When Massachusetts Republican Scott Brown addressed supporters after his upset victory in January, he declared there would be “no more closed-door meetings or back-room deals by an out-of-touch party leadership.”

Some would argue that’s exactly what he just did in the final push on Wall Street reform.

After private talks with Treasury Secretary Timothy Geithner, Senate Banking Committee Chairman Chris Dodd and other top Democrats, Brown scored a series of exemptions from the “Volcker rule” — which would bar certain forms of proprietary trading — a provision pushed by big Massachusetts banks and financial firms, including State Street Corp. and Mass Mutual.

Brown could still oppose the House-Senate compromise because of the surprise addition of a $19 billion tax on large financial institutions, saying he “cannot support any bill that raises taxes.”

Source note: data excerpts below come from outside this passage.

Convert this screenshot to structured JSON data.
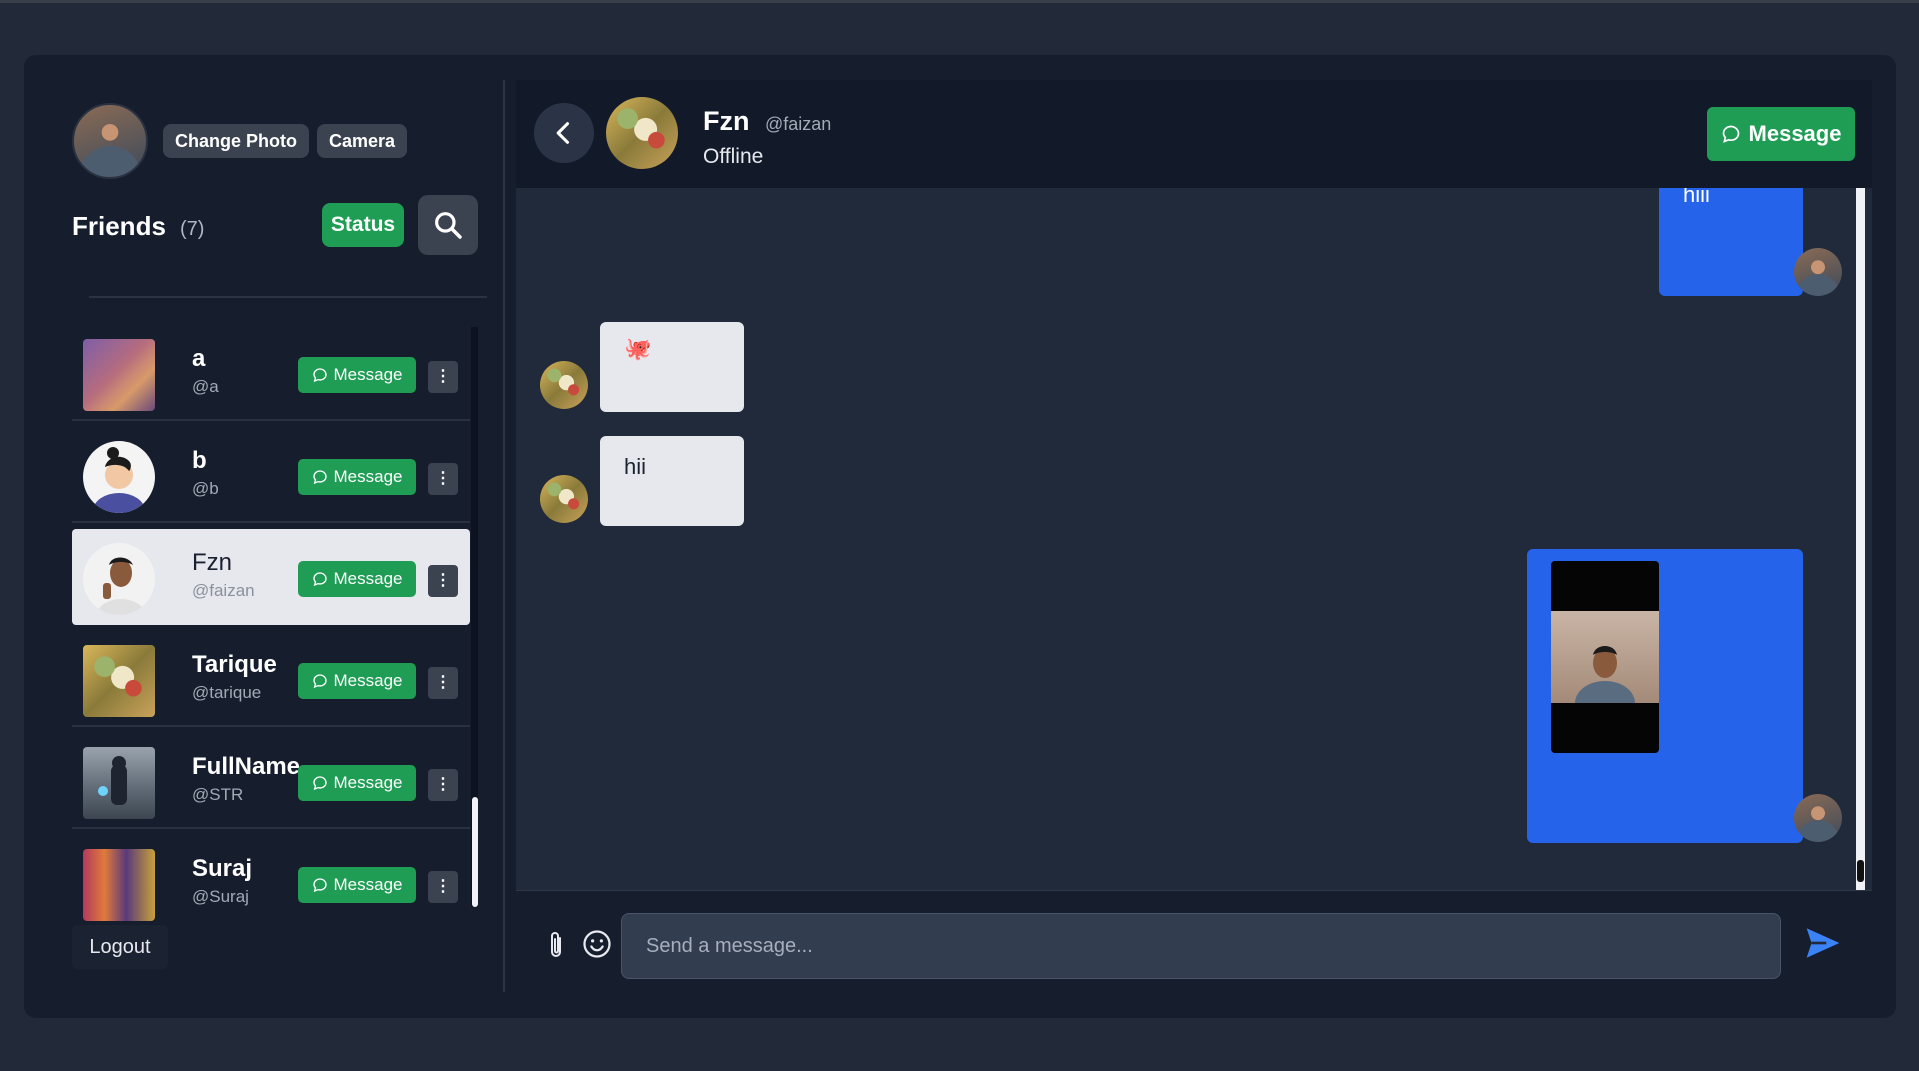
{
  "profile": {
    "change_photo_label": "Change Photo",
    "camera_label": "Camera"
  },
  "friends": {
    "title": "Friends",
    "count": "(7)",
    "status_label": "Status",
    "message_label": "Message",
    "more_label": "⋮",
    "items": [
      {
        "name": "a",
        "username": "@a"
      },
      {
        "name": "b",
        "username": "@b"
      },
      {
        "name": "Fzn",
        "username": "@faizan"
      },
      {
        "name": "Tarique",
        "username": "@tarique"
      },
      {
        "name": "FullName",
        "username": "@STR"
      },
      {
        "name": "Suraj",
        "username": "@Suraj"
      }
    ]
  },
  "logout_label": "Logout",
  "chat": {
    "name": "Fzn",
    "username": "@faizan",
    "status": "Offline",
    "message_button_label": "Message",
    "messages": [
      {
        "direction": "out",
        "type": "text",
        "text": "hiii"
      },
      {
        "direction": "in",
        "type": "emoji",
        "text": "🐙"
      },
      {
        "direction": "in",
        "type": "text",
        "text": "hii"
      },
      {
        "direction": "out",
        "type": "video",
        "text": ""
      }
    ],
    "input_placeholder": "Send a message..."
  },
  "colors": {
    "accent_green": "#1f9d55",
    "outgoing_bubble": "#2563eb",
    "incoming_bubble": "#e6e8ee",
    "background": "#222a3a"
  },
  "icons": [
    "search-icon",
    "chevron-left-icon",
    "chat-bubble-icon",
    "paperclip-icon",
    "emoji-icon",
    "send-icon",
    "kebab-icon"
  ]
}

But as the most sweeping financial reform since the Great Depression heads for final passage in Congress, it’s clear that Brown — who won the seat held by the late Sen. Ted Kennedy in part by capitalizing on public anger surrounding the deal making on health care reform — has quickly become skilled in the ways of Washington.

Brown insists the changes he sought that would benefit Massachusetts firms were also national in scope, so they would not amount to a carve-out for a special interest back home.

More than a few of his colleagues grumbled at the freshman Republican’s outsize influence over the final stages of the financial reform talks. And several suggested that Brown’s deal making wasn’t very different from what Republicans had lampooned during the health care debate.

Sen. Saxby Chambliss (R-Ga.) said Brown “is doing his best to look out for his constituents,” but he said it would be a slippery slope if the final language made an exception to benefit the newly elected Republican.

“Certainly, if you go to carving out one, who are you going to leave out? Why isn’t everyone else entitled to it?” Chambliss said. “That was the issue with health care and very well could be an issue here — I don’t know.”

In a brief interview, Brown took exception to the suggestion that he is engaged in the kind of closed-door horse-trading that he campaigned so vigorously against.

“There’s been full transparency,” Brown told POLITICO. “Everybody knows what’s going on. It doesn’t affect just Massachusetts; it affects the entire country and the financial services. To try to link them is inappropriate.”